N.H. Airmen climb in memory of Sept 11, 2001 victims

  • Published
  • By Staff Sgt. Curtis J. Lenz
  • 157th Air Refueling Wing/PA
Members of the 157th Aircraft Maintenance Squadron paid homage to the victims of the September 11, 2001 attacts by participating in the annual Flags On The 48 event on September 14th.

"This is so we don't forget.", said Chief Master Sgt. Scott Taatjes, who coordinated the hike. "You see it already that people are already starting to forget about what happened on 9/11."

Flags On The 48 is a memorial hike which commemorates and honors the events of September 11, 2001. The event now held every year was the brain child of several hikers who carried a large flag up Mt. Liberty after the first 9/11. The annual event has now been expanded to all 48 of New Hampshire's 4,000 footers.

The hike was Taatje's fourth time participating and first time as a coordinator. The Chief was asked by one of the administrators to take charge of the peak. "We hike up as a team", said Taatjes. "Everyone takes a piece or shares a piece of hauling up this flag pole, the flags themselves, the ropes. It's (got to) be a team effort. One guy can do it but it's a lot to put on person. It's hard to put a flag by one, you (got to) be pretty talented".

The N.H. Air National Guard team consisted of Taatjes, Tech. Sgt. John Seguin, Master Sgt. Richard Blais, Senior Airman Sterling Howard, Senior Airman Christopher Ager, and Lt. Col. Adam Shattuck. Also hiking with the group were Steven Shattuck (son of Lt. Col. Adam Shattuck) and Lisa Rogers (a hiker from Manchester, N.H.) This rugged outcropping, 4265 ft. above sea level, is located deep in the Pemigwasset Wilderness of the White Mountain National Forest. Bond Cliff alongside the nearby peaks of West Bond and Mt. Bond are commonly referred to as "The Bonds".

Each peak is given a coordinator and 10-person team to set up the flag. The flags are raised on the peaks and left up for only two hours, in accordance with the 'Leave No Trace' policy.

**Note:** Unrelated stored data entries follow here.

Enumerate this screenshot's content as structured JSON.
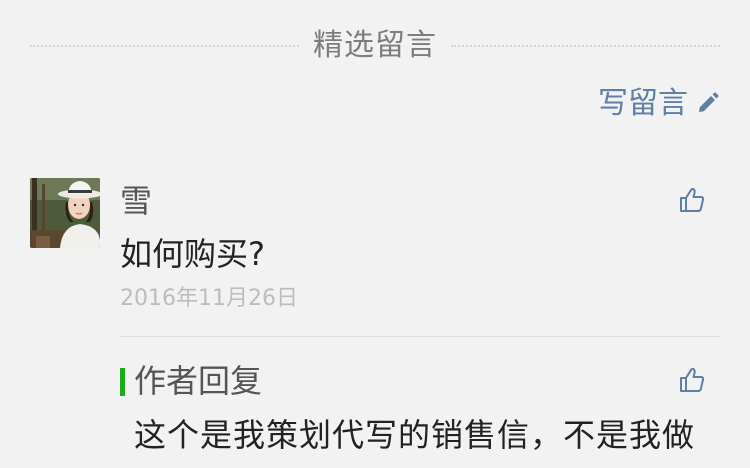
{
  "section": {
    "title": "精选留言"
  },
  "write_comment": {
    "label": "写留言",
    "icon": "pencil-icon"
  },
  "comment": {
    "author": "雪",
    "text": "如何购买?",
    "date": "2016年11月26日",
    "like_icon": "thumbs-up-icon",
    "avatar": "avatar-photo"
  },
  "reply": {
    "title": "作者回复",
    "text": "这个是我策划代写的销售信，不是我做",
    "like_icon": "thumbs-up-icon"
  },
  "colors": {
    "background": "#f2f2f2",
    "link": "#607fa6",
    "reply_bar": "#1aad19",
    "date": "#bcbcbc"
  }
}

Individuals wanting to become team members pick a peak and a team and sign up on the Flags On The 48 website. Anyone can hike the peaks but the team members are responsible for bringing the flag, hoisting it, and taking it down.

"It was a cool experience," said Howard. "I've never been part of anything like that in my life. The longest hike I've ever did in, my life."

Half the members of the team gathered at Big Rock Campground on Friday, where they camped overnight. Some members of the team like Blais left his house at 2:30 a.m. the day of the hike.

"That's the level of dedication for these guys knowing you have to get up at 2:30 in the morning to make it there to hike 21 miles", Taatjes said.

The next morning, their twenty-one mile trek took them from the Wilderness Visitors Center off the Kancamagus Highway to the Wilderness Trail, which intersects the Bond Cliff trail. They left at 6:12 a.m. with headlamps on in order to get the flag up on the summit by noon. The last of them got to the summit at 10:45 a.m. but some people were twenty minutes ahead. The pole was up by 11:15 a.m. and the flag was ready to be raised at noon. They returned from the hike approximately twelve hours later, at 6:12 p.m.

The summit was obscured with clouds, rain, and 25 mile per hour wind gusts.

"We didn't go up there for the view", said Blais. "We all knew what we went up there for. We knew we had to get up there one way or another."

Blais added, "We got the flag up as a unit. We raised it. There were other hikers who passed through that area. They were impressed. Most hikers didn't even know what the reason for the flag was that we were raising but once they found out, we made it aware why we're raising the flag at this particular time and it's been happening several years. I think they were really impressed just to witness it".

Chief Taatjes recited a non-denominational prayer for 9/11 that was sent to base members by wing chaplain, Lt. Col. Robert Cordery.

"What really set the whole tone, when the Chief offered the prayer and started that ceremony and it lead into the moment of silence and a solemn remembrance of what happened and why were there and how many other people are partaking in it", said Seguin. "It was really impressionable and sobering that we're on one of those peaks doing just that."